Ten pusty blog na początku miesiąca doprowadzi mnie kiedyś do rozstroju nerwowego! No ale ja nie o tym chciałam... Naamah, nie zajechaliśmy, bo i czasu nie było zbyt wiele. W ciągu jednego dnia bowiem trzeba było nadrobić wszystkie zaległości zarówno ze strony praktycznej jak i sentymentalnej. Wyjazd się udał. Załatwiliśmy wszystko, co było do załatwienia. A dziś wesele! Będę skakać i śpiewać i tańczyć... A. pojechał do pracy, ale obiecał, że wróci o takiej godzinie, żebyśmy się nie spóźnili na ślub. Mam nadzieję, że słowa dotrzyma. Na 11.00 lecę do fryzjerki, żeby wprowadziła jakiś ład na mojej głowie. Nie wypada przecież iść na ślub tak, jak ja teraz wyglądam. A wyglądam bardo dziwnie. A. określił rodzaj mojej fryzury jako: "na kurczaka" (cokolwiek by to miało znaczyć!). A mi pasuje, bo krótko i wygodnie. Po męczącym roku, kiedy to nie ścinałam włosów, bo chciałam mieć na ślubie ładny koczek, nareszcie mogę odetchnąć i mieć na głowie co tylko chcę. I git! Już trzy dni po ślubie poleciałam ściąć włosy.

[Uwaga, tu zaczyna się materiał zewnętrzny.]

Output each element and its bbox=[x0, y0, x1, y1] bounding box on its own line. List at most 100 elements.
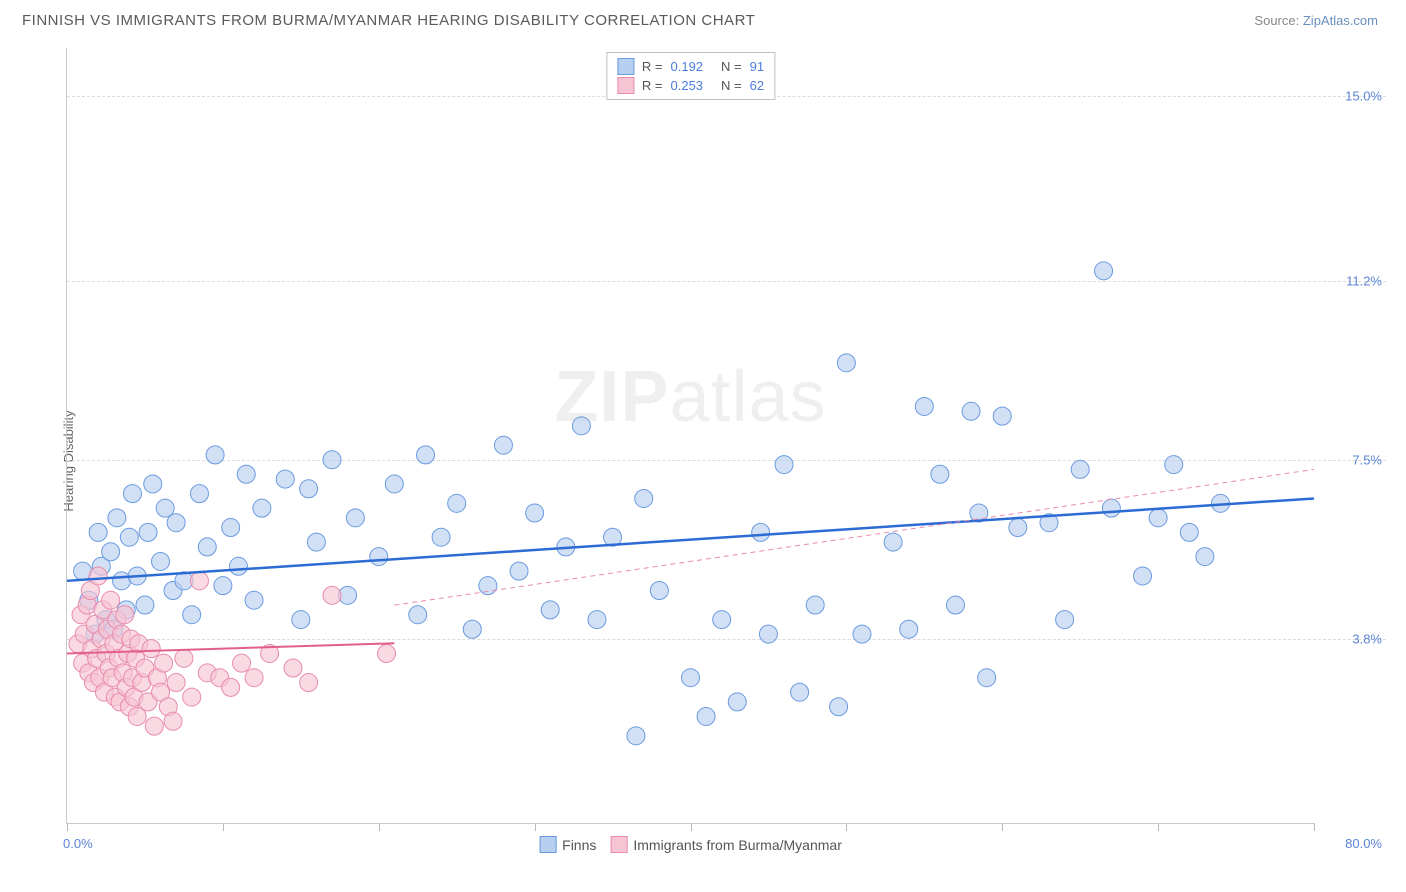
data-point bbox=[139, 523, 157, 541]
data-point bbox=[253, 499, 271, 517]
data-point bbox=[102, 591, 120, 609]
data-point bbox=[190, 485, 208, 503]
data-point bbox=[292, 611, 310, 629]
data-point bbox=[229, 557, 247, 575]
data-point bbox=[206, 446, 224, 464]
chart-header: FINNISH VS IMMIGRANTS FROM BURMA/MYANMAR… bbox=[0, 0, 1406, 35]
legend-item-immigrants: Immigrants from Burma/Myanmar bbox=[610, 836, 841, 853]
legend-item-finns: Finns bbox=[539, 836, 596, 853]
data-point bbox=[993, 407, 1011, 425]
y-tick-label: 11.2% bbox=[1346, 273, 1382, 288]
data-point bbox=[432, 528, 450, 546]
data-point bbox=[1102, 499, 1120, 517]
data-point bbox=[378, 644, 396, 662]
y-tick-label: 15.0% bbox=[1345, 89, 1382, 104]
data-point bbox=[682, 669, 700, 687]
data-point bbox=[962, 402, 980, 420]
chart: Hearing Disability ZIPatlas 3.8%7.5%11.2… bbox=[22, 48, 1386, 874]
data-point bbox=[116, 606, 134, 624]
data-point bbox=[222, 519, 240, 537]
data-point bbox=[1165, 456, 1183, 474]
data-point bbox=[448, 494, 466, 512]
x-axis-min: 0.0% bbox=[63, 836, 93, 851]
data-point bbox=[417, 446, 435, 464]
data-point bbox=[222, 678, 240, 696]
data-point bbox=[697, 707, 715, 725]
data-point bbox=[526, 504, 544, 522]
data-point bbox=[190, 572, 208, 590]
data-point bbox=[108, 509, 126, 527]
plot-area: ZIPatlas 3.8%7.5%11.2%15.0% 0.0% 80.0% R… bbox=[66, 48, 1314, 824]
data-point bbox=[284, 659, 302, 677]
data-point bbox=[183, 606, 201, 624]
data-point bbox=[728, 693, 746, 711]
data-point bbox=[884, 533, 902, 551]
data-point bbox=[900, 620, 918, 638]
data-point bbox=[370, 548, 388, 566]
data-point bbox=[1180, 523, 1198, 541]
data-point bbox=[89, 523, 107, 541]
data-point bbox=[1095, 262, 1113, 280]
data-point bbox=[479, 577, 497, 595]
source: Source: ZipAtlas.com bbox=[1254, 13, 1378, 28]
data-point bbox=[510, 562, 528, 580]
data-point bbox=[198, 538, 216, 556]
data-point bbox=[152, 552, 170, 570]
data-point bbox=[89, 567, 107, 585]
data-point bbox=[541, 601, 559, 619]
data-point bbox=[237, 465, 255, 483]
data-point bbox=[233, 654, 251, 672]
chart-title: FINNISH VS IMMIGRANTS FROM BURMA/MYANMAR… bbox=[22, 12, 755, 29]
data-point bbox=[123, 485, 141, 503]
data-point bbox=[494, 436, 512, 454]
data-point bbox=[915, 397, 933, 415]
data-point bbox=[175, 649, 193, 667]
data-point bbox=[102, 543, 120, 561]
data-point bbox=[385, 475, 403, 493]
data-point bbox=[946, 596, 964, 614]
data-point bbox=[164, 712, 182, 730]
data-point bbox=[167, 514, 185, 532]
data-point bbox=[276, 470, 294, 488]
data-point bbox=[1149, 509, 1167, 527]
data-point bbox=[323, 586, 341, 604]
data-point bbox=[307, 533, 325, 551]
data-point bbox=[931, 465, 949, 483]
data-point bbox=[572, 417, 590, 435]
data-point bbox=[1009, 519, 1027, 537]
data-point bbox=[791, 683, 809, 701]
data-point bbox=[775, 456, 793, 474]
data-point bbox=[300, 674, 318, 692]
data-point bbox=[346, 509, 364, 527]
data-point bbox=[1071, 460, 1089, 478]
data-point bbox=[650, 582, 668, 600]
data-point bbox=[837, 354, 855, 372]
data-point bbox=[136, 596, 154, 614]
data-point bbox=[635, 489, 653, 507]
swatch-pink-icon bbox=[610, 836, 627, 853]
scatter-svg bbox=[67, 48, 1314, 823]
data-point bbox=[1056, 611, 1074, 629]
data-point bbox=[978, 669, 996, 687]
data-point bbox=[167, 674, 185, 692]
data-point bbox=[806, 596, 824, 614]
data-point bbox=[245, 591, 263, 609]
data-point bbox=[1134, 567, 1152, 585]
data-point bbox=[145, 717, 163, 735]
data-point bbox=[245, 669, 263, 687]
x-axis-max: 80.0% bbox=[1345, 836, 1382, 851]
source-label: Source: bbox=[1254, 13, 1299, 28]
data-point bbox=[300, 480, 318, 498]
data-point bbox=[155, 654, 173, 672]
data-point bbox=[463, 620, 481, 638]
source-link[interactable]: ZipAtlas.com bbox=[1303, 13, 1378, 28]
data-point bbox=[120, 528, 138, 546]
data-point bbox=[1196, 548, 1214, 566]
data-point bbox=[752, 523, 770, 541]
data-point bbox=[830, 698, 848, 716]
swatch-blue-icon bbox=[539, 836, 556, 853]
y-tick-label: 7.5% bbox=[1352, 452, 1382, 467]
series-legend: Finns Immigrants from Burma/Myanmar bbox=[539, 836, 842, 853]
y-tick-label: 3.8% bbox=[1352, 631, 1382, 646]
data-point bbox=[142, 640, 160, 658]
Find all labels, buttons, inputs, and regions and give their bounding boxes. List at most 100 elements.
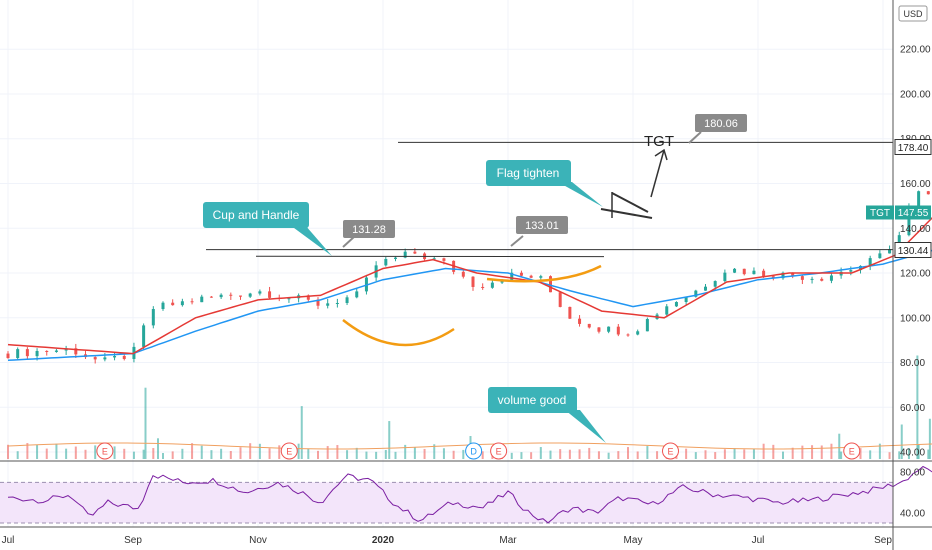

A reszta bez zmian... w małżeństwie nadal sielanka. Chodzimy szczęśliwi i uśmiechnięci tak, że aż to się niektórym wydaje podejrzane. Mamy dużo pracy, ciężko znoszę upały, ale generalnie... jest wspaniale! I tym to optymistycznym akcentem kończę i czekam na życzenia miłej zabawy na weselu.